I do not believe that our ancestors at this time felt guilty, if we define guilt as the feeling we have when we know we have done something wrong. They felt bad and were very confused, and that feeling of badness, anger, bitterness and confusion becomes the horrid and creepy feeling that some two year old infants re-experience now, (and that some infants and children experience when they suffer psychological trauma,) the feeling that they have caused the trauma, and which we have labelled guilt, though it is apparently a very different feeling from the guilt felt when one knows one has done wrong.
Our ancestors at this time of confusion learnt to lie. The confused sense that they had caused the trauma may be seen as the first lie: it certainly wasn’t true, yet they explored it, and the ability to lie and fantasise gave them a sense of some power in their uncertainty, a secret magic power which gave them a sense of control over their lives. We may understand that they believed they could change the truth when they lied, and there was no kindly adult to tell them it is impossible to change the truth. They were the adults.
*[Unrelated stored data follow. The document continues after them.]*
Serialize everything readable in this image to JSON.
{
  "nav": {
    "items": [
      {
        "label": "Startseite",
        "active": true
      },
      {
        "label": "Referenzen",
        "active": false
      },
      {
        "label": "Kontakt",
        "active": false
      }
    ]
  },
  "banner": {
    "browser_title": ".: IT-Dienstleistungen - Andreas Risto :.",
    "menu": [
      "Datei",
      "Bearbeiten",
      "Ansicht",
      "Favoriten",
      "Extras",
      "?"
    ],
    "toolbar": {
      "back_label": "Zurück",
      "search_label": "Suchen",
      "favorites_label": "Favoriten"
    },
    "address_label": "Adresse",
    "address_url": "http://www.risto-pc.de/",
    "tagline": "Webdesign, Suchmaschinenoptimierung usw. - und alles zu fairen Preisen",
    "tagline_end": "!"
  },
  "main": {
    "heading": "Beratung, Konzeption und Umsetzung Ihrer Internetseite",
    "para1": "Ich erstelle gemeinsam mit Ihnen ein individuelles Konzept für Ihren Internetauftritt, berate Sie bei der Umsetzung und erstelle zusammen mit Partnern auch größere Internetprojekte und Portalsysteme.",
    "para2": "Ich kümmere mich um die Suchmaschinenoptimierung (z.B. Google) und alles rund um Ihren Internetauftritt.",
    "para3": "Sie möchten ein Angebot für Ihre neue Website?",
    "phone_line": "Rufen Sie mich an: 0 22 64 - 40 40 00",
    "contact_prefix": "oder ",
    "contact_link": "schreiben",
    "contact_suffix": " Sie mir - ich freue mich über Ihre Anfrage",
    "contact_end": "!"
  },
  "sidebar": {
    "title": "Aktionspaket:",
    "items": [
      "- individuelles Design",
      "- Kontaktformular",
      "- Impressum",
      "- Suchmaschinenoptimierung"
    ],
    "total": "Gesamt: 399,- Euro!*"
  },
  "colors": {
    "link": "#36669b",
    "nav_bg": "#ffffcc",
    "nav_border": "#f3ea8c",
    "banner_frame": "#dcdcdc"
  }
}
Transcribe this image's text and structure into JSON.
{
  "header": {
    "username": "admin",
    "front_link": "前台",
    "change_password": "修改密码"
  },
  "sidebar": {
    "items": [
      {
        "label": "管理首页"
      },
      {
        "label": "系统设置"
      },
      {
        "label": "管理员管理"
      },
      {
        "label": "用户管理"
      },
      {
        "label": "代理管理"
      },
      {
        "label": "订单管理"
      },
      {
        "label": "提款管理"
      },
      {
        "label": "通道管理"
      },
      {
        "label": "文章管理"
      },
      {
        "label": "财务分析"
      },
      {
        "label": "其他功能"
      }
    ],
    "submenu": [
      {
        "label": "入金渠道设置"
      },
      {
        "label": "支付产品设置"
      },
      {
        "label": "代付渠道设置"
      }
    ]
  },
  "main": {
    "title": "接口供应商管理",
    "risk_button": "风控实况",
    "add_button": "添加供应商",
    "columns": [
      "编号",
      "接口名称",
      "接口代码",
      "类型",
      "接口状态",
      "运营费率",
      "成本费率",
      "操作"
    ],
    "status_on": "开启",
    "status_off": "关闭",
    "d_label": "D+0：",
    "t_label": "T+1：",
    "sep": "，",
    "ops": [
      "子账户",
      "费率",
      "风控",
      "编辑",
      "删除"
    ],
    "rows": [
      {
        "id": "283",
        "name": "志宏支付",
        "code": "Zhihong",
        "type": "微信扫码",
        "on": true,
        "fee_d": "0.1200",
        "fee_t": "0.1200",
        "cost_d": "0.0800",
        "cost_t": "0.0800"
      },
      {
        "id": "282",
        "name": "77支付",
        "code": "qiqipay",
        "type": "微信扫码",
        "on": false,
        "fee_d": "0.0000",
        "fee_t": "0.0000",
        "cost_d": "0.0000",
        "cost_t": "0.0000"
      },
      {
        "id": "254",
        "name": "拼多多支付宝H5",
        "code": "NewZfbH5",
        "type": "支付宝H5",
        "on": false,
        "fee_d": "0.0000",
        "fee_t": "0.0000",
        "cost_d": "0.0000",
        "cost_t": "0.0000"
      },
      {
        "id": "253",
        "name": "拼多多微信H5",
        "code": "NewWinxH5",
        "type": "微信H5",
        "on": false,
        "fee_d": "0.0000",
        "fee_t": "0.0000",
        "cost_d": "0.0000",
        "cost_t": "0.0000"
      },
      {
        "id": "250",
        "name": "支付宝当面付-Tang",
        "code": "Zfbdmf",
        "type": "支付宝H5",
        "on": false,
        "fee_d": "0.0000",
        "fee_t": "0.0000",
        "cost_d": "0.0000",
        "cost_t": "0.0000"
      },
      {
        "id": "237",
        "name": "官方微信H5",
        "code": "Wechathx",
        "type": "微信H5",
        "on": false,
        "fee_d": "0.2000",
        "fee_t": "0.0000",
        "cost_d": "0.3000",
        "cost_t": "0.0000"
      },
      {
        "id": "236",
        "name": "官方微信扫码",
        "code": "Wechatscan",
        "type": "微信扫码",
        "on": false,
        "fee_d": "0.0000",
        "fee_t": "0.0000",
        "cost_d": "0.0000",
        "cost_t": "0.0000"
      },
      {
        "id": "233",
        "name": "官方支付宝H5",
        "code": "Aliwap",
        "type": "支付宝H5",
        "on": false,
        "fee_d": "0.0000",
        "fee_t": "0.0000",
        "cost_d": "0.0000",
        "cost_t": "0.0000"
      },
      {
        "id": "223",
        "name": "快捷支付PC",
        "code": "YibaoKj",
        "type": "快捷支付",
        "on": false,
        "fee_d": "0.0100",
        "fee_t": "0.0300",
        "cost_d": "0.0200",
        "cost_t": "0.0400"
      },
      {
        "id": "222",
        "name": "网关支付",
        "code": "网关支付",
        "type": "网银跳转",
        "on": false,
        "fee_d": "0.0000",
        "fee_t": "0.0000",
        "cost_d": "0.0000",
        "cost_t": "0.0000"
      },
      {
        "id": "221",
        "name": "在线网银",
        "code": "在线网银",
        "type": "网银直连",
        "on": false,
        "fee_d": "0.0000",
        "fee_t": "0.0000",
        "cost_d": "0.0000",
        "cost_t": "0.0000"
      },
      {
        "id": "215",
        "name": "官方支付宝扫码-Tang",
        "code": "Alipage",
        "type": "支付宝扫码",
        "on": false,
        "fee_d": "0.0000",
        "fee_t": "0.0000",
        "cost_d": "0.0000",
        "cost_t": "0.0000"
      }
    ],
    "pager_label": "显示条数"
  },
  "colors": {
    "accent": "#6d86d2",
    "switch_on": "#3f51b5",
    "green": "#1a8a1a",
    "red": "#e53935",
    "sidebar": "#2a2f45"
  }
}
It was a terrible experience for them, a time of fracture and brokenness, and mourning the babies they could not have in a timely way as they always had.
And from that time comes bitterness, malice, slander and so much more, so many ways of behaving which we condemn in our civilisation, though so much of our civilisation is based on lies and fantasies. Lying is not a secret magic power. We may say now categorically for certain that there is no secret magic power.
When I was three years old I was introduced to the idea of the magnificent creator God. It was wonderful and a huge pleasure. I felt that great power, felt embraced by it. included in it and that I participated in it. I never for a moment felt that the power came from me. At that time I knew it was God’s power. Now I might say it is the power of the Life Force, the power of life itself. The power of the energy of life. That power is real, it’s all around us and in us when we let ourselves know it, and it is where we all belong.
Timeline 28a
My apologies. I forgot to include an important point:
Our ancestors were prevented from reproducing, and sexual intercourse as naturally the two activities were combined, and put their frustrated creative energy into lying and fantasising.
(And it’s just occurred to me that they couldn’t digest the change in their circumstance, they were constipated, it gave them belly ache and that is probably why they yelled.)